Saša Stanišić (Višegrad, 1978) is one of the most prominent contemporary German writers. He has received numerous awards and recognitions for his stories and novels, including the Leipzig Book Fair Prize for "On the Eve of the Festival" and the German Literature Prize for "Origin". His works have been translated into more than thirty languages. He lives and works in Hamburg.
"Origin" by Saša Stanišić is an autobiographical masterpiece. "Origin" is a book about the first great coincidence in our biography: being born somewhere. And what follows.

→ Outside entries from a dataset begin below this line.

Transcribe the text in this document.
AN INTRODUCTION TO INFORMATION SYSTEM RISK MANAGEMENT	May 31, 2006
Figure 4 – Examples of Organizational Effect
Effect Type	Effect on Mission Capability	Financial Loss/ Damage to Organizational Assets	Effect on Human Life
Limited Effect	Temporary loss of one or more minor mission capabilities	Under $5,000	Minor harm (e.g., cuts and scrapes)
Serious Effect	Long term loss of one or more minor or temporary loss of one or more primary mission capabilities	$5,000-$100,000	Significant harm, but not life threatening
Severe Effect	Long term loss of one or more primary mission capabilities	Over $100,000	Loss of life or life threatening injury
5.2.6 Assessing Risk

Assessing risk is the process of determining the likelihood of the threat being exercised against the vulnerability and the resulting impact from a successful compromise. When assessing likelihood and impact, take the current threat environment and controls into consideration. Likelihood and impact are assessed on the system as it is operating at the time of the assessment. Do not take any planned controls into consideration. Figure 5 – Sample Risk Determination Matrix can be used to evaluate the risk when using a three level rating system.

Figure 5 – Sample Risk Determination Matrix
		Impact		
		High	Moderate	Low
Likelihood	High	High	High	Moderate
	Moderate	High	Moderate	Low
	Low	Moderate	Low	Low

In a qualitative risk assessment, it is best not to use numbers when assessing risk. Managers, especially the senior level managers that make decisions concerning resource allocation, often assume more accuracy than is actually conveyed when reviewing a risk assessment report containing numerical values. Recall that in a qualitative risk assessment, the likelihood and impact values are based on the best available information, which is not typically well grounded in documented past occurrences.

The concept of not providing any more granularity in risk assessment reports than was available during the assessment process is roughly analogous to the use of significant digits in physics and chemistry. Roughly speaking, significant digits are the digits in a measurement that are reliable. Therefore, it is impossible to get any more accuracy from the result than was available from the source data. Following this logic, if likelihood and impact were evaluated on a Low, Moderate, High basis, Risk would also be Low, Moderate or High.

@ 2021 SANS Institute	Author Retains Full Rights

"Origins" is a book about Sasha's homelands, those in memory and imagination. A book about language, moonlight, the relay of youth... and many summers. In the summer when his grandfather stepped on his grandmother's leg so badly while they were dancing that Sasha was almost not even born. In the summer when he almost drowned. A summer in which the federal government did not close the borders and which was similar to the summer when he fled across numerous borders to Germany as a fourteen-year-old.
"Origin" is Sasha's farewell to his grandmother, who suffers from dementia. As he collects memories, she loses hers. "Origins" is sad because for him origins have to do with what we can no longer have.
In "Origin", the dead and snakes speak, and Sasha's great-aunt Zagorka goes to the Soviet Union to become a cosmonaut. "Origin" also includes: a raftsman, a brakeman, a professor of Marxism who has forgotten Marx. A Bosnian policeman who wants to be bribed. A Wehrmacht soldier who loves milk. An elementary school for three students. Nationalism. The Jugovićs. Tito. Eichendorff. Saša Stanišić.
"Origin" is proof that Saša Stanišić is one of the great contemporary writers of our time.